Sum spanning multiple and nested sections
r = -10 + 50 + 40
for (e : section()) {
    for (se : e.subsection()) {
        r += se.subvalue();
    }
}
for (e : section2()) {
    r += e.value2();
}
Sum over inner refs
r = 0
for (e : section()) {
    r += e.value();
}
Sum over inner sums
r = 0
for (e : section()) {
    r += helper( e );
}

where helper( e ) is

r = 0
for (se : e.subsection()) {
    r + = se.subvalue() + se.subvalue() + se.parent.value();
}
Sum over inner self sums
r = 0
for (e : section()) {
    r += helper( e.parent ) + e.value();
}

where helper( p ) is

r = 0
for (e : section()) {
    r += e.value();
}
Sum over inner outer nested sums
r = 0
for (e : section()) {
    r += helper( e.parent ) + e.value();
}

where helper( p ) is

r = -10 + 50 + 40
for (e : p.section()) {
    for (se : e.subsection()) {
        r += se.subvalue();
    }
}
for (e : p.section2()) {
    r += e.value2();
}
Sum over nested and inner section in parallel
r = 0
for (e : section()) {
    r += e.value();
    for (se : e.subsection()) {
        r + = se.subvalue() + se.subvalue() + se.parent.value();
    }
}

Again, peephole optimization might change ... + se.parent.value() to ... + e.value().

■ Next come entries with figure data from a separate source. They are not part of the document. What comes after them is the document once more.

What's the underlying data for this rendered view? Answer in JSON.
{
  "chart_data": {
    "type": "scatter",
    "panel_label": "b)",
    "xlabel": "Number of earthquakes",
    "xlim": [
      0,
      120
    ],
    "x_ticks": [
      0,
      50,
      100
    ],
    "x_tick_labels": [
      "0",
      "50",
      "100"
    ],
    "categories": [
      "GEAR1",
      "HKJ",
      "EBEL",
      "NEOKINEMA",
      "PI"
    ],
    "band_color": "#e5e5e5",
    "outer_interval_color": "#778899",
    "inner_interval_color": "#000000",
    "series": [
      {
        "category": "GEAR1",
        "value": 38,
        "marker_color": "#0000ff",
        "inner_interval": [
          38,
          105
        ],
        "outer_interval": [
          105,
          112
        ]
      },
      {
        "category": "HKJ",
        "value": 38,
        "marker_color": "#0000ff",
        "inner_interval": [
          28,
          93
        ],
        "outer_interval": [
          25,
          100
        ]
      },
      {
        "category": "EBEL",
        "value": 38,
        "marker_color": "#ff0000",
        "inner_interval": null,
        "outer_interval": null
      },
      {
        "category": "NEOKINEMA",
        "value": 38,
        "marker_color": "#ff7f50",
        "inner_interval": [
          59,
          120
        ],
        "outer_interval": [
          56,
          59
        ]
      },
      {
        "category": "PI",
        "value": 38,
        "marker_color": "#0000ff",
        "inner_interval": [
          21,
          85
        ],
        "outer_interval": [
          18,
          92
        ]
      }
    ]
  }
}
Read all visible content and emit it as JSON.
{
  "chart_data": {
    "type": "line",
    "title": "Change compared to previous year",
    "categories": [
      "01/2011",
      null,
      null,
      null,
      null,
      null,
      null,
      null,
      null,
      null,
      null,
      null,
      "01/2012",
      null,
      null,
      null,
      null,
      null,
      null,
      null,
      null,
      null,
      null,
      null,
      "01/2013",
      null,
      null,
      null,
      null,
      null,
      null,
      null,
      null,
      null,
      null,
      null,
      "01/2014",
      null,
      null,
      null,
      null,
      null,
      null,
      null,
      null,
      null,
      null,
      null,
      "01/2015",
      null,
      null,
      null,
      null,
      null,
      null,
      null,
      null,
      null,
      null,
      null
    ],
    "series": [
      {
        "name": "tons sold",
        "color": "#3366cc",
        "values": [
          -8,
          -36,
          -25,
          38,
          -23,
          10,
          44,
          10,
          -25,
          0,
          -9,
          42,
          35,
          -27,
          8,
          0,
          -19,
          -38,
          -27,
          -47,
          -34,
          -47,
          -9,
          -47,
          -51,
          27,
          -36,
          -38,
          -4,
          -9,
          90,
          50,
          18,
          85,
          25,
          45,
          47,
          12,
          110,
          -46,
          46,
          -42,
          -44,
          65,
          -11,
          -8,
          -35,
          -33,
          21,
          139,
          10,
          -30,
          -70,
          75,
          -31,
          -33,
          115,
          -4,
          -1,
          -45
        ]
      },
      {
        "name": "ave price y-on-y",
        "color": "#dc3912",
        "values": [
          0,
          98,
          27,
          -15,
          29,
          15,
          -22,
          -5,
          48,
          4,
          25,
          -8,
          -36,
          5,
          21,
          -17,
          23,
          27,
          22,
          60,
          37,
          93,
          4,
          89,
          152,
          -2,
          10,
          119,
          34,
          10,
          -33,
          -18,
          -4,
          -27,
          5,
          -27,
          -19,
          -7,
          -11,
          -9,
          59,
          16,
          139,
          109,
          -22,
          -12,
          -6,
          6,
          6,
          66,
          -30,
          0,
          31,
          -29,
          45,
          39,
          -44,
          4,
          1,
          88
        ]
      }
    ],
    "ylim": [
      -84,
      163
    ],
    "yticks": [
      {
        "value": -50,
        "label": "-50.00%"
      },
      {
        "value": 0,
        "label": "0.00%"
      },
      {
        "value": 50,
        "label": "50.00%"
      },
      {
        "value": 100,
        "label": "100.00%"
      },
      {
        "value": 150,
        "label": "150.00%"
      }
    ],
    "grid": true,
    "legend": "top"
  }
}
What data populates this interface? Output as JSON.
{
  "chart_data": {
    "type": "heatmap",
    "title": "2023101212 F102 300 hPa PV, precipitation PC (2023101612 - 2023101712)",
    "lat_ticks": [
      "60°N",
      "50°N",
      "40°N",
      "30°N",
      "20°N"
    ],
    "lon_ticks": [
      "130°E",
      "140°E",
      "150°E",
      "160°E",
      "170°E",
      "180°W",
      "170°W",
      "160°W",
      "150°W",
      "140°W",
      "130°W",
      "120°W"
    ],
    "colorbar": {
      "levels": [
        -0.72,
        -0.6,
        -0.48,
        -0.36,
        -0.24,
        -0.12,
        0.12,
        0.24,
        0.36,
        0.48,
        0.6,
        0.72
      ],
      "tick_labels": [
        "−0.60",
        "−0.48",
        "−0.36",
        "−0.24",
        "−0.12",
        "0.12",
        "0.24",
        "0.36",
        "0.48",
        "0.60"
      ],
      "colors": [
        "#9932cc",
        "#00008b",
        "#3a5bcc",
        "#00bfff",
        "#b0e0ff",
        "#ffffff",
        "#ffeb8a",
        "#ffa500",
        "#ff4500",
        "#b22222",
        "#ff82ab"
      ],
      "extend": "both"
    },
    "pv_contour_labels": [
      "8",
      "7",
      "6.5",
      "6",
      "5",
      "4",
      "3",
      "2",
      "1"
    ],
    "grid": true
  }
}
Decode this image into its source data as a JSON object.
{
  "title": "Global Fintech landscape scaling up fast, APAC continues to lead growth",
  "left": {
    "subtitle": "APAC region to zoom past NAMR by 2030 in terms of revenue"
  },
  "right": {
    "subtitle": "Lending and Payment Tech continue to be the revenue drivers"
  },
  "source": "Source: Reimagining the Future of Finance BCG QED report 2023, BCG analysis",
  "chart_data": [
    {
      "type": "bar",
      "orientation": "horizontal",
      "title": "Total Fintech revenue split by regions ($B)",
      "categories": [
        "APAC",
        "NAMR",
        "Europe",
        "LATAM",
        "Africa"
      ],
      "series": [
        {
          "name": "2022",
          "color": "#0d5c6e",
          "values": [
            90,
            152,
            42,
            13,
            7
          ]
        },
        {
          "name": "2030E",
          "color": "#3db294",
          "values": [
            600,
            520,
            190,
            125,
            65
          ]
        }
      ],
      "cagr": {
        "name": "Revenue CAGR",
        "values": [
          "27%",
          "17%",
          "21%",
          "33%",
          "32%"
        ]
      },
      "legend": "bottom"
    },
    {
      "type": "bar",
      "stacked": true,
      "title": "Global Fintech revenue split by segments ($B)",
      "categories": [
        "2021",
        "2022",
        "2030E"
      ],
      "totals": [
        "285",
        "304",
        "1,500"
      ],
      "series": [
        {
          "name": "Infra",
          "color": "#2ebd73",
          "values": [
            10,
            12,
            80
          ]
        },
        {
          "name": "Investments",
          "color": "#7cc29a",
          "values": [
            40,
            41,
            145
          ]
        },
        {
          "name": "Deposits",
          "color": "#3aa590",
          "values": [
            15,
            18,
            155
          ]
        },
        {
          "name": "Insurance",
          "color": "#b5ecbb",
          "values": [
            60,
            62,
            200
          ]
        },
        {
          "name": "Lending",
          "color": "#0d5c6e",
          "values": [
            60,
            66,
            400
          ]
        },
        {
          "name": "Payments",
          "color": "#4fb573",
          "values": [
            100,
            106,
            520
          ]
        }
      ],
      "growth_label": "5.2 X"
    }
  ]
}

Sum over section and cells in parallel
r = 4711 + 4712 + 4713 + 4714
for (e : section()) {
    r += e.value2();
}
Sum over mixed section extents
r = 0
for (e : section2()) {
    r += e.value2();
}
for (e : section3()) {
    r += e.value1() + e.value2() + e.value3();
}

Roadmap

The most important part right now is to support DFOLD() over vertical sections, excluding the label row. So that comes first.

Next is supporting DFOLD() over nested vertical sections to enable 1:n join processing. This makes detection of 1:n repetition necessary.

Finally, all currently unsupported cases should be rejected with helpful error messages.

All the rest is nice, but not essential, as it can be worked around by judicious use of intermediate results (intermediate sums, for instance).